L’eau fraîche qui descend d’une chute

Sa vision

Sa non odeur

Sa musique

Ce doux clapotis

Continu - sans problème -

Qui ne rencontre aucun uppercut

Qui s’enfuit sans bruit

Dans le dédale des rochers.

 

L’air me manque.

 

Le grand air de la montagne

Trop vrai - trop fort - trop pur

Qui fait te sentir vivant…..

Le grand air de la campagne

Plus subtil

Plus plat

Plus parfumé par les herbes champêtres

Un air de printemps…..

Le grand air de la mer

Avec ses petites gouttelettes qui chatouillent le museau

Parfois

Avec un petit goût de sel

Un goût de vraie vie.

 

Le soleil me manque.

 

Non pas celui étouffé sous les bras

Par la canicule

Celui qui tient plus du four que du soleil véritable

Chaleureux et sincère

Un soleil d’automne comme celui de ce jour

Où l’air est un peu frais

Où le soleil s’y mêle complice.

 

Le froid qui se profile chaque jour davantage

Rend réel l’effet-prison

L’air vient à manquer

Vite, il faut en aspirer tant et tant :

Une réserve d’air….

L’eau vient à manquer

Sa clarté sa petite chanson vierge

L’iode marin et la vague qui déchire

Les rides l’une après l’autre…..

Le soleil vient à manquer

Avec ses vitamines son côté « lever du bon pied »

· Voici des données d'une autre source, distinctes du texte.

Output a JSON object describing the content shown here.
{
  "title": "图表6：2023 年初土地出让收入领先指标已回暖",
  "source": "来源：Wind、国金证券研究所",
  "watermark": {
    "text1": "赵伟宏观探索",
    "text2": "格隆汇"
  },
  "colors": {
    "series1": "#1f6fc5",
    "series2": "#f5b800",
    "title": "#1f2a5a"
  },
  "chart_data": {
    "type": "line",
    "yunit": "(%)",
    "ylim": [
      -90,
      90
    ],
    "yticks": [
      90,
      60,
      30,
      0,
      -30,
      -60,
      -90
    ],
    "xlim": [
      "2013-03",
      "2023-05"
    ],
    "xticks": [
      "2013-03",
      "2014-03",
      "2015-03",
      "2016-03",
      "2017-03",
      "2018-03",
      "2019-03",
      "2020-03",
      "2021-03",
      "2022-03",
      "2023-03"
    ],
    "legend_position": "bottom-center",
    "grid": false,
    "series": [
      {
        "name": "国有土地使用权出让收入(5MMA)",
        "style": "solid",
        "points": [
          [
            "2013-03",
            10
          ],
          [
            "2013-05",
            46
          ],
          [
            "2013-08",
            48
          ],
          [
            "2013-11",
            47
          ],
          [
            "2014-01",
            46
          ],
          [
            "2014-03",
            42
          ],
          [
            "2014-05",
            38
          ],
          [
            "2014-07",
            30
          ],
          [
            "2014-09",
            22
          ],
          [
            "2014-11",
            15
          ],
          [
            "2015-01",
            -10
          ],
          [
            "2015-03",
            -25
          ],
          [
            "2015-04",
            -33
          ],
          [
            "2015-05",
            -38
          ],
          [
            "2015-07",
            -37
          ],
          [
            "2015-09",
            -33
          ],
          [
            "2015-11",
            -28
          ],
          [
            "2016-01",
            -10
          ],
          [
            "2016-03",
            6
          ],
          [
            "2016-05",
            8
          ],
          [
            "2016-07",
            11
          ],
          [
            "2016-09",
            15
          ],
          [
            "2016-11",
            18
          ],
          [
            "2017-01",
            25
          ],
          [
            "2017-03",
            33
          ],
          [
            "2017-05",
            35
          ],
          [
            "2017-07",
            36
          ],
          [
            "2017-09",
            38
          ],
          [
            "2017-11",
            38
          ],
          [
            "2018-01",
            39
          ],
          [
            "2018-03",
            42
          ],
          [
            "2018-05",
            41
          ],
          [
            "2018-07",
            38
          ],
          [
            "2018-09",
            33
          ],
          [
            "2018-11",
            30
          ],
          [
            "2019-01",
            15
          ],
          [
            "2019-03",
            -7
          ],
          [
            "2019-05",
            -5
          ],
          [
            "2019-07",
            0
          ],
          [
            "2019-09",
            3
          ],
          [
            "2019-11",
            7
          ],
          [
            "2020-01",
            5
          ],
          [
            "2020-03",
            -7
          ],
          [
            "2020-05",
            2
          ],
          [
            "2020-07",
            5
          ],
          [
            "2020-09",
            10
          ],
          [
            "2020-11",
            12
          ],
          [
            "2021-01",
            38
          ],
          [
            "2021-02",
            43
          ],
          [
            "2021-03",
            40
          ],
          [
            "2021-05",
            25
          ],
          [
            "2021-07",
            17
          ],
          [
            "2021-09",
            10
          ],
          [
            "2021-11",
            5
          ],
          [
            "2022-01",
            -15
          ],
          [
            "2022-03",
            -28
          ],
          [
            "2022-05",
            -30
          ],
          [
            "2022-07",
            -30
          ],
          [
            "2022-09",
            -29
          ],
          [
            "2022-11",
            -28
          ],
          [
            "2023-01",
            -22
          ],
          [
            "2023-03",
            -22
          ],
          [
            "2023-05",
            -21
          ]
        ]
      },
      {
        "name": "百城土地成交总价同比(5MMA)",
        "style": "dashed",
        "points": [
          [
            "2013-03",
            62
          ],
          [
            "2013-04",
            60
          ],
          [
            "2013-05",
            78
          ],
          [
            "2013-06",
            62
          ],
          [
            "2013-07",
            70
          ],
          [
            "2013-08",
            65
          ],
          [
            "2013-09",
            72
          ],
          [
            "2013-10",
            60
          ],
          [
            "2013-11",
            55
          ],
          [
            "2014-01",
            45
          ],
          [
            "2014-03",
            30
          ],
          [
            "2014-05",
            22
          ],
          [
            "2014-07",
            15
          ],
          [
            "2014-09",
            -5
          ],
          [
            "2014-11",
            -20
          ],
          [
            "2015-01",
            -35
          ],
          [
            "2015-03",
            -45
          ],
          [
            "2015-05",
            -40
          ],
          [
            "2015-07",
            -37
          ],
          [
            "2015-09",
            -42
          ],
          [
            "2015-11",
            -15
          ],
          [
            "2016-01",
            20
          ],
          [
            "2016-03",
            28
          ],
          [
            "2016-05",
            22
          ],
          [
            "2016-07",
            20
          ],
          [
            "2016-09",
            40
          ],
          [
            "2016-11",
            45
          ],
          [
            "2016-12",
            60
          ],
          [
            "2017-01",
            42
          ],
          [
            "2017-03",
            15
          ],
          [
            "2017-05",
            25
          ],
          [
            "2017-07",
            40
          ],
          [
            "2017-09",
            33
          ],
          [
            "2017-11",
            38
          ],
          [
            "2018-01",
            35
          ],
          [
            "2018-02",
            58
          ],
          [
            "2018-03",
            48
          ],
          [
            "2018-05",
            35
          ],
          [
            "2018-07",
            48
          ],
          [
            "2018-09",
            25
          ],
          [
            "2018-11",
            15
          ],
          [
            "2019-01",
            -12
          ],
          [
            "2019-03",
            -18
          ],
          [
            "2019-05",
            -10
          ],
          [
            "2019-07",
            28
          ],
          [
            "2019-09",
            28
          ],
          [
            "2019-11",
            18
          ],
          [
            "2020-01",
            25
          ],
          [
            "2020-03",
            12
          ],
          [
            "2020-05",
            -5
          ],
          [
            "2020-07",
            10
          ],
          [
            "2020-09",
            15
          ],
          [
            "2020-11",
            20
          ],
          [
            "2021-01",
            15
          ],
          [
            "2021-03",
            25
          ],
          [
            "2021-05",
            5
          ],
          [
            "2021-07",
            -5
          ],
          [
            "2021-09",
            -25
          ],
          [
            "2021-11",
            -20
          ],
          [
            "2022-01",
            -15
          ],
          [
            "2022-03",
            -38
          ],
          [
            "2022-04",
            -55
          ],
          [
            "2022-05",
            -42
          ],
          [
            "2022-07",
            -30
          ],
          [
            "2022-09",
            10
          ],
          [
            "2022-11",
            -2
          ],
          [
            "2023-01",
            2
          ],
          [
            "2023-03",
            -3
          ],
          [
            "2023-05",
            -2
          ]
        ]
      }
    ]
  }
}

Avec son rayon qui s’emmêle dans les cheveux de l’albizia

Avec sa malice de dessiner des cercles et des figures

Sur les murs.

 

Il faut avaler de grands bols de choses désirées

De ces choses qui manquent au corps

Comme toujours plus de nourriture

Comme un ventre sans cesse affamé

Qui ne peut se rassasier

Car trop lui manque.

 

Il lui manque tout ceci de nécessaire mais il a beaucoup pourtant

Il se replet depuis des mois à ne regarder que ce qui est

Sans jamais penser à ce qui manque

Et la réalité des premiers jours de septembre

A déposé sur un plateau

Le petit déjeuner du manque.

 

Il faut boire le soleil à la paille

Comme un bébé rose qui s’affaire autour des lèvres

Pour dessiner une petite moustache.

 

Il faut boire l’eau de la source à la paille

Comme une truite liquide qui se faufile agile

En tortillant la queue.

 

Il faut boire l’air à la paille

Comme en aspirant la montagne par les deux bouts

Comme si le ballon n’avait pas de fond

Qui vit d’air et d’amour

Qui veut en faire des ballons à formes pliées dans tous les sens

En grinçant.

 

Il faut boire la vie en faire une réserve

Chaque jour se la lire en poème

A petite lampée la diluer dans le moment présent

Huile essentielle de vie pour tenir le coup.

 

Le chemin est le chemin.

 

On ne sait pas où il va même si l’on devine d’où il vient

Les avancées sont autant de perles à boire à la paille

De la pensée positive.

Il faut cultiver les forces même petites

En faire un champ de courges fortes et efficaces

Qui grimpent aux grillages

Qui courent toutes seules et dans tous les sens

Qui sont pleines et lourdes

Pleines de vie - de graines - de pulpe - de volonté.

 

Le soleil est un complice qui lorsqu’il fuit

Nous donne envie de pleurer

Quand il est là parfois on ne sait pas l’apprécier

Je veux chanter le soleil comme on chante au premier matin du monde

Je veux écrire pour le soleil

Comme un prince par les peuples vénéré.

 

Je n’ai pas de maïs mais mon cœur le connaît

Comme le précieux don de vie du soleil

Dans son habit le maïs est fruit du soleil

Chacun de ses petits yeux est un sourire

Pour affronter l’hiver.

 

La vie est un cadeau parfois dur à déballer.

 

La vie est un cadeau à la peau dure parfois.

 

Il faut la manger peu à peu

Comme autour d’un noyau

Sans se soucier des adhérences.

 

Une peau de vie douce comme une pêche

Un fruit de la pêche parfois trémoussant

Le jus de vie est parfois amer ou bouillant

Mais le doux murmure de la source

Vient

Le rafraîchissant.

 

Carole Radureau (10/09/2019)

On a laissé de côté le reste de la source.